Many equate Thanksgiving to shopping, football, traveling with family, and eating exorbitant amounts of food! But the true of story of Thanksgiving is fascinating. It shows us where our country came from, our heritage, and what it means to us today!
In the early 1600s, a group of people believing in the freedom of worship, fled England under the rule of King James I. During that time period, if anyone didn’t recognize the absolute civil and spiritual authority of The Church of England, they were imprisoned and in many cases executed for their beliefs. They first fled to Holland and after 11 years, decided to journey to the New World, or modern-day America. It was a dangerous journey with many hardships, but it was worth it to them since they could worship God as they chose!
On August 1, 1620, 102 Pilgrims under the leadership of William Bradford boarded the Mayflower and set sail. During the journey, Bradford set up an agreement called the Mayflower Contract, which established just and equal laws for all members of the new community, regardless of their religious beliefs. The ideas in the contract were revolutionary at the time, and were taken from the Old and New Testaments of the Bible. They were confident society needed to be based on these principles for future success.
When the Pilgrims landed in New England in November of 1620, they didn’t find a Walmart or Four Seasons to get started. Bradford’s journal states that it was cold, barren, and desolate. There was nothing! It was called New England by John Smith four years earlier, the same John Smith that is associated with Pocohontas and which Disney made some good money off of!
Unfortunately that first winter, half of the Pilgrims died either from starvation, sickness, or exposure, including Bradford’s wife. Thankfully, when spring came, the Indians they had befriended taught them how to plant corn, fish for cod, and skin beavers for coats. It was still a very tough life to live, but bearable. Although many stories end here and equate “The First Thanksgiving” as a thanksgiving feast for the Indians, it actually goes much deeper than that.
In 1621, the “First Thanksgiving” was a three-day feast celebrated by 53 Pilgrims and 90 Native Americans. The New England colonists were accustomed to regularly celebrating “thanksgivings” or days of prayer thanking God for blessings such as military victories, a good harvest, or the end of a drought.
Under Bradford’s leadership, each family got a plot of land to work and manage. He each gave them the incentive to reap what they sowed and to benefit from their individual responsibilities. They were not going back to Europe, it was do or die and they had to rely on their faith, each other, and themselves. They worked hard under the difficult environment, and they eventually paid off their lenders in London for the journey, were able to work with and share with the Indians, and had plenty left over!
Best of all, they were able to worship God as their conscience allowed, establishing true freedom of worship. This success and prosperity of the Plymouth settlement attracted more people in Europe and began the “Great Puritan Migration” where over a hundred and fifty years later, our founding fathers forged the documents that formally established the United States of America.
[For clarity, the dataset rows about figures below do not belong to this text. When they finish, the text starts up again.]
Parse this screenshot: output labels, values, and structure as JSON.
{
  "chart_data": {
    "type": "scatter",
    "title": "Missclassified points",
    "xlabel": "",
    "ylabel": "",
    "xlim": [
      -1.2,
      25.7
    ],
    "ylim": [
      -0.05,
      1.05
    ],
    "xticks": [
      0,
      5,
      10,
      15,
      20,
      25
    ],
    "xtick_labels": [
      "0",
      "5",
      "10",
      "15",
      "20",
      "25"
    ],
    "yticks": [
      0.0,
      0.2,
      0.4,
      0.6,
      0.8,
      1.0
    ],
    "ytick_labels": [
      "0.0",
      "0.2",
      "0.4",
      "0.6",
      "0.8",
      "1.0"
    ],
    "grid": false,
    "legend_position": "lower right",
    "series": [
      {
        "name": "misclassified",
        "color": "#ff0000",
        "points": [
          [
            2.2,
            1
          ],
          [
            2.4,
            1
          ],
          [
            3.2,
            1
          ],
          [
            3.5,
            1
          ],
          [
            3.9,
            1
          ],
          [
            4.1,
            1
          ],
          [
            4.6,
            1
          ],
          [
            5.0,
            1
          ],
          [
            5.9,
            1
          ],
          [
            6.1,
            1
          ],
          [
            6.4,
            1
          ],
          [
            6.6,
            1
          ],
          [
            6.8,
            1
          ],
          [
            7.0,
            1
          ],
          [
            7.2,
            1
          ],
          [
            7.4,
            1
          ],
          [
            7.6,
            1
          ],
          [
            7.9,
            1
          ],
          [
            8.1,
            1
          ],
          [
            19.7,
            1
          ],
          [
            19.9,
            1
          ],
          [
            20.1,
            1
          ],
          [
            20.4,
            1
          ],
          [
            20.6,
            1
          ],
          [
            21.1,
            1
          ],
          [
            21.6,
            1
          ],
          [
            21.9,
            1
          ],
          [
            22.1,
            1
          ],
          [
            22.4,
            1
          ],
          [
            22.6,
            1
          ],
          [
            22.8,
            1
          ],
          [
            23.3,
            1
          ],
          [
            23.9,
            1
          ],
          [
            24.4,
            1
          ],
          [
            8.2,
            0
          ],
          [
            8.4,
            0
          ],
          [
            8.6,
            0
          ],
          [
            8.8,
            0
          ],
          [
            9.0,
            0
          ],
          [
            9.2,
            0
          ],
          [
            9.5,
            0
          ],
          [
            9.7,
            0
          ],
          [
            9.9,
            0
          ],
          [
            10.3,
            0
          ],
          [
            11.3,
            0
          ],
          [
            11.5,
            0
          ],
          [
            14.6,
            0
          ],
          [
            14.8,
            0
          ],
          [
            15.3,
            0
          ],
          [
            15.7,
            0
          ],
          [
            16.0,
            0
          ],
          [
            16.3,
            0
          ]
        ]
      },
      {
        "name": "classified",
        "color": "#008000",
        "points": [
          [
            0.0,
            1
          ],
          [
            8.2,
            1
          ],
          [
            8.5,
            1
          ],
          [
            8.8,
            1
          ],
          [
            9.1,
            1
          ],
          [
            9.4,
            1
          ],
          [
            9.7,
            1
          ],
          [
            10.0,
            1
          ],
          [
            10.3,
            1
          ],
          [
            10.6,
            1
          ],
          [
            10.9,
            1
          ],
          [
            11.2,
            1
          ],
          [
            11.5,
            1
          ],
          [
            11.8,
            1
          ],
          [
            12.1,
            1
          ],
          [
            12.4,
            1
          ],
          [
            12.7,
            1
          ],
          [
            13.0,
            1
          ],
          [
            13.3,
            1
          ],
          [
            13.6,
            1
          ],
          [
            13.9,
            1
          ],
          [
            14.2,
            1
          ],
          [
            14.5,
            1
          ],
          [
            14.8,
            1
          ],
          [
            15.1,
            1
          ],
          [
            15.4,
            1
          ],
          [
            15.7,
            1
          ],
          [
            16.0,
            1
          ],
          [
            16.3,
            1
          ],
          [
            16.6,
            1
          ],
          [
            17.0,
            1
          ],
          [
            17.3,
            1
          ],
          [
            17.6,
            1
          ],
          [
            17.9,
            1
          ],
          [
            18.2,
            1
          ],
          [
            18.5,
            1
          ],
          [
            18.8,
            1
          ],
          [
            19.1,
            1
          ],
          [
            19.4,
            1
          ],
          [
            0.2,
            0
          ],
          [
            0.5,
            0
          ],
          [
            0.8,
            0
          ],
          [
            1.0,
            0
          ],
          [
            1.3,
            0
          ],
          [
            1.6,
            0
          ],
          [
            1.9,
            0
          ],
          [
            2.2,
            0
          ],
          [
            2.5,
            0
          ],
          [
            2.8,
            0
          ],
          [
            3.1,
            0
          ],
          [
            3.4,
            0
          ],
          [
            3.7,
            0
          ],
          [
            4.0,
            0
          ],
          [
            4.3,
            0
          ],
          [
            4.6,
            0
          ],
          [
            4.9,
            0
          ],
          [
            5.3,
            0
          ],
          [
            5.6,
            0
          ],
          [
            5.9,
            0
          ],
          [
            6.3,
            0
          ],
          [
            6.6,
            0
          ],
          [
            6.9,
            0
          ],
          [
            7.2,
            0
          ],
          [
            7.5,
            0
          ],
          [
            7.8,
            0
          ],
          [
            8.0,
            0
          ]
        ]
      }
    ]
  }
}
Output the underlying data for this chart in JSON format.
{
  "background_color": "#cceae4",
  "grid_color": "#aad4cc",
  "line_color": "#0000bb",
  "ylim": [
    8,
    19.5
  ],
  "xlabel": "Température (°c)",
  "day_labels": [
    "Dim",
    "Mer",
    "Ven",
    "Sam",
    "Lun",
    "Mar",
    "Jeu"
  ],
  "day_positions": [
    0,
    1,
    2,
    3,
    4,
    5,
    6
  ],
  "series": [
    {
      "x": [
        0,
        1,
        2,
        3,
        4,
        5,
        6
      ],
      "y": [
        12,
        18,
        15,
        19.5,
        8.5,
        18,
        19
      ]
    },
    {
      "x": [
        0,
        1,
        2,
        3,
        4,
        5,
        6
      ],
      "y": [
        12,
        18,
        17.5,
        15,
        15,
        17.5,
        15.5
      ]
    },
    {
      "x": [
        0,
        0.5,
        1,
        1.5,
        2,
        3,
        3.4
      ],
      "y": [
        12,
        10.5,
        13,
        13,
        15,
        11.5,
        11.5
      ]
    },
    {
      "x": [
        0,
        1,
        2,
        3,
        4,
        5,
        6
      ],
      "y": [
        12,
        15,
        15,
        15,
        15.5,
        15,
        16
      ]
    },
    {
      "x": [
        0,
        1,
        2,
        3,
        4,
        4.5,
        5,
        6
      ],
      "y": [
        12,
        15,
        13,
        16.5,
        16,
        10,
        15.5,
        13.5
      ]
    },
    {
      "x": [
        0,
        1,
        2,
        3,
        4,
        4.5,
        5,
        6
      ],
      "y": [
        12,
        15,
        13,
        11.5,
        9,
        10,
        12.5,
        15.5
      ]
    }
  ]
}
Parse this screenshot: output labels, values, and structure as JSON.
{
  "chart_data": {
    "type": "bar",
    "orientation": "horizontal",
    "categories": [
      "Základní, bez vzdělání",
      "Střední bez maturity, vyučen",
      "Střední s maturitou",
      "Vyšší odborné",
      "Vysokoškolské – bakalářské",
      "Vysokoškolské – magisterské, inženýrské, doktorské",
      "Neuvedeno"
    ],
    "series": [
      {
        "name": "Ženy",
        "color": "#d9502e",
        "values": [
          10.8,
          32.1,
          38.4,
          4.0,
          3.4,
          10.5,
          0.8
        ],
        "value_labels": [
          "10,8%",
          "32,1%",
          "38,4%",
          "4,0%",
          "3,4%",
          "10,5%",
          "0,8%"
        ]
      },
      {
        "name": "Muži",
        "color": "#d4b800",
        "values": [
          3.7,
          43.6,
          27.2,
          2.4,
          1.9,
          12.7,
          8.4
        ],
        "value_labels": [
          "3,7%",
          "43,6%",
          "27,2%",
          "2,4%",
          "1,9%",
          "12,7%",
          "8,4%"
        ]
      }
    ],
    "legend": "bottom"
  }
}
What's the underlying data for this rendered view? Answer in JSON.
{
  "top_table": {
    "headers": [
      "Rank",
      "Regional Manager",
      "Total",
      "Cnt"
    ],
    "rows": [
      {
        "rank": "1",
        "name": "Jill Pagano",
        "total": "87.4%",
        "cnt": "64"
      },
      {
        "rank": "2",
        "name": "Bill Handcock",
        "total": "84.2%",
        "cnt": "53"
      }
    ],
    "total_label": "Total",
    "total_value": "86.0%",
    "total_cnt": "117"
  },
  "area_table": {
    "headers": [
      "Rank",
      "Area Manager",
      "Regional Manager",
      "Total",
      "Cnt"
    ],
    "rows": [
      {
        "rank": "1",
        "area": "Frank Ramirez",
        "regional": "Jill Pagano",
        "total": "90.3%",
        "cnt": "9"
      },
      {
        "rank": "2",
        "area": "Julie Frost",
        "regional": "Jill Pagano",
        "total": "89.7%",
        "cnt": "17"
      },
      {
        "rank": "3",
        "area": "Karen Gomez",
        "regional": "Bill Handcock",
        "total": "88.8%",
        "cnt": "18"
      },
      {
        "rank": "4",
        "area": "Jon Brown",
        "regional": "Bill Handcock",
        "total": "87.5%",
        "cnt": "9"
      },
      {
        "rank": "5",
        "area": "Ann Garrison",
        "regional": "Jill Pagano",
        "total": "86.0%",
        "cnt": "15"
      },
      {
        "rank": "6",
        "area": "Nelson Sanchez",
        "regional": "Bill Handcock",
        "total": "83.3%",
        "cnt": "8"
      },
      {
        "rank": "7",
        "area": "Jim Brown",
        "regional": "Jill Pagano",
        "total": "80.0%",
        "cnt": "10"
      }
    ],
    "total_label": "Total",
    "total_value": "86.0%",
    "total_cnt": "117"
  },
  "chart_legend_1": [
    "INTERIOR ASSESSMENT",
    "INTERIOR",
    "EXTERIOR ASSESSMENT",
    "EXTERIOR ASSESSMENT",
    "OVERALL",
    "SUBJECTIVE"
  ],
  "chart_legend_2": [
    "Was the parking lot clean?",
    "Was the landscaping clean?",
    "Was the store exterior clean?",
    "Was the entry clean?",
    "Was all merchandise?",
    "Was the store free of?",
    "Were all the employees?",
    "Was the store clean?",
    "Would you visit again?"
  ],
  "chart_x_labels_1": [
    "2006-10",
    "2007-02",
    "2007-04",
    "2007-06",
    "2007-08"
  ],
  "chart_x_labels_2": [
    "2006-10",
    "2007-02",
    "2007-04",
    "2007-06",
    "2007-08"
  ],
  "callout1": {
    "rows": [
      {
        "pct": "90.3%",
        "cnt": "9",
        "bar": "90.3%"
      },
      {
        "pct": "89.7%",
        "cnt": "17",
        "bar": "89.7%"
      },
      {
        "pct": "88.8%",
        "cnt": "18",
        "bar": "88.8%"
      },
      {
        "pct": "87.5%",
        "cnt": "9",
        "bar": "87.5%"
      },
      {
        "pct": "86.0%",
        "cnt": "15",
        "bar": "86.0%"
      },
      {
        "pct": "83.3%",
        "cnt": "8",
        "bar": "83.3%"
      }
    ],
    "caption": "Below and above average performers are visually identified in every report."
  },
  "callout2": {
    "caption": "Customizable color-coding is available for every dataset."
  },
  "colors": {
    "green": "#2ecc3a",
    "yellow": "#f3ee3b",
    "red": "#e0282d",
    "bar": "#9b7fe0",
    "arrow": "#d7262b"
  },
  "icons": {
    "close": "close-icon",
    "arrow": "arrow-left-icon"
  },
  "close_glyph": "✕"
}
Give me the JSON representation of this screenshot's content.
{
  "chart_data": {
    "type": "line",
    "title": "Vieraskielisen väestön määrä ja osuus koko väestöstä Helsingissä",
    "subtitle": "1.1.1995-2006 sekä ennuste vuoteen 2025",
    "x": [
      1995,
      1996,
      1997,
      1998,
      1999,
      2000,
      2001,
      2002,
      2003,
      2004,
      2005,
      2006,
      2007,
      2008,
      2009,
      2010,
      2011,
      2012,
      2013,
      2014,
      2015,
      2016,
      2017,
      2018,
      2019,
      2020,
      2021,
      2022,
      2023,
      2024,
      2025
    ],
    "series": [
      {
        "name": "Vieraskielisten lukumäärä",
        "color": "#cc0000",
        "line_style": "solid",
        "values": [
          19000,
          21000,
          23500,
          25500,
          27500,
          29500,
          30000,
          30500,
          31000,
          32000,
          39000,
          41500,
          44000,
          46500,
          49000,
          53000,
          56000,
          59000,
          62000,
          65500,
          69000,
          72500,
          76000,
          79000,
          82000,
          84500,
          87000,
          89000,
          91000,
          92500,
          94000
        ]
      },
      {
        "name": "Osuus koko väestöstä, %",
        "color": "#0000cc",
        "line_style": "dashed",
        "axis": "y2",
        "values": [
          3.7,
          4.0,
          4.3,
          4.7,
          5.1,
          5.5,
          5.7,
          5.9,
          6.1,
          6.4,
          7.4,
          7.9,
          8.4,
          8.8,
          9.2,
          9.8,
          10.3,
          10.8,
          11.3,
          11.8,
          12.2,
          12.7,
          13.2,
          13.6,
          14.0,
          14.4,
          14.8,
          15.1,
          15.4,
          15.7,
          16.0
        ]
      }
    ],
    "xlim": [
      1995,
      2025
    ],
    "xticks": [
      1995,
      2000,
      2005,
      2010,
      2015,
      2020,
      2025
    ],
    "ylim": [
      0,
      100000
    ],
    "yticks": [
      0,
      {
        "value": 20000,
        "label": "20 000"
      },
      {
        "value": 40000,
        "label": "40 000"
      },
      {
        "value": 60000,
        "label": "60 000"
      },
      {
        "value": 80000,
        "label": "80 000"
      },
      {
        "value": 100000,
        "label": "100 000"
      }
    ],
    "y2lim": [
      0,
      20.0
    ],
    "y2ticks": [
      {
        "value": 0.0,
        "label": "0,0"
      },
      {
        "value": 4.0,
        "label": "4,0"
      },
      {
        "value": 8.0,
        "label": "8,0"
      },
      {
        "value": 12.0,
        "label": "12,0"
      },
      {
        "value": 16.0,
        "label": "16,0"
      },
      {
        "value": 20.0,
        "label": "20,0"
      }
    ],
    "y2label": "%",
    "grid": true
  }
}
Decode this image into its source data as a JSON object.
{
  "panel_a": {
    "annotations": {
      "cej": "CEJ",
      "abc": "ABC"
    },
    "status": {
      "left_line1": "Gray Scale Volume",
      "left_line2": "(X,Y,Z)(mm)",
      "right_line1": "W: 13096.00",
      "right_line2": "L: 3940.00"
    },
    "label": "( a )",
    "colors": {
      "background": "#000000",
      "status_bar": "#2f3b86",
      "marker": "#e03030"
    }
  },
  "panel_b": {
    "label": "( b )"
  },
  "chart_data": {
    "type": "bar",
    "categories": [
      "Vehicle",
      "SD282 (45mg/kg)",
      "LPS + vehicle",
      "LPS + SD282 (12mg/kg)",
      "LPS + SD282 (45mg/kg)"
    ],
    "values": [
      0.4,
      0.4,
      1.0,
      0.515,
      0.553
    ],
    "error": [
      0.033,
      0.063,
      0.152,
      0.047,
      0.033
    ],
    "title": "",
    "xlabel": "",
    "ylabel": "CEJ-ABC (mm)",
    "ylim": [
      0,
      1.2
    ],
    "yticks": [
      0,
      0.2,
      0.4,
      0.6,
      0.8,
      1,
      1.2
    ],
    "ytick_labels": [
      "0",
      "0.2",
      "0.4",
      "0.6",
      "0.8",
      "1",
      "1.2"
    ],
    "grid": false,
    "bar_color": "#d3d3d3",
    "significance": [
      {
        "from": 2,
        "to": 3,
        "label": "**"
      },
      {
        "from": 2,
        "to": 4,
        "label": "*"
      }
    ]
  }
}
The first Thanksgiving feast was about William Bradford giving thanks to God for the guidance and the inspiration to set up a thriving colony. It was about working with the Indians and sharing with them the blessings. It was about taking the gigantic step of starting a new life under God and the establishment of the Mayflower Compact, the precursor to our Constitution, and one of the most revered documents in the World. It was about the risks and extremely difficult circumstances they had to overcome just to survive.
Through all of this, the greatest country was born, where any individual had the freedom of Life, Liberty, and the Pursuit of Happiness. George Washington in 1798 acknowledged that hard work and “Scripture…saved the day.” Abraham Lincoln later recognized the importance of Thanksgiving and “God’s blessings” and codified it as a National Holiday. It was about reminding us about the many things we have to be grateful for. It was about Thanksgiving for all that we have had, what we have now, and what we will have in the future!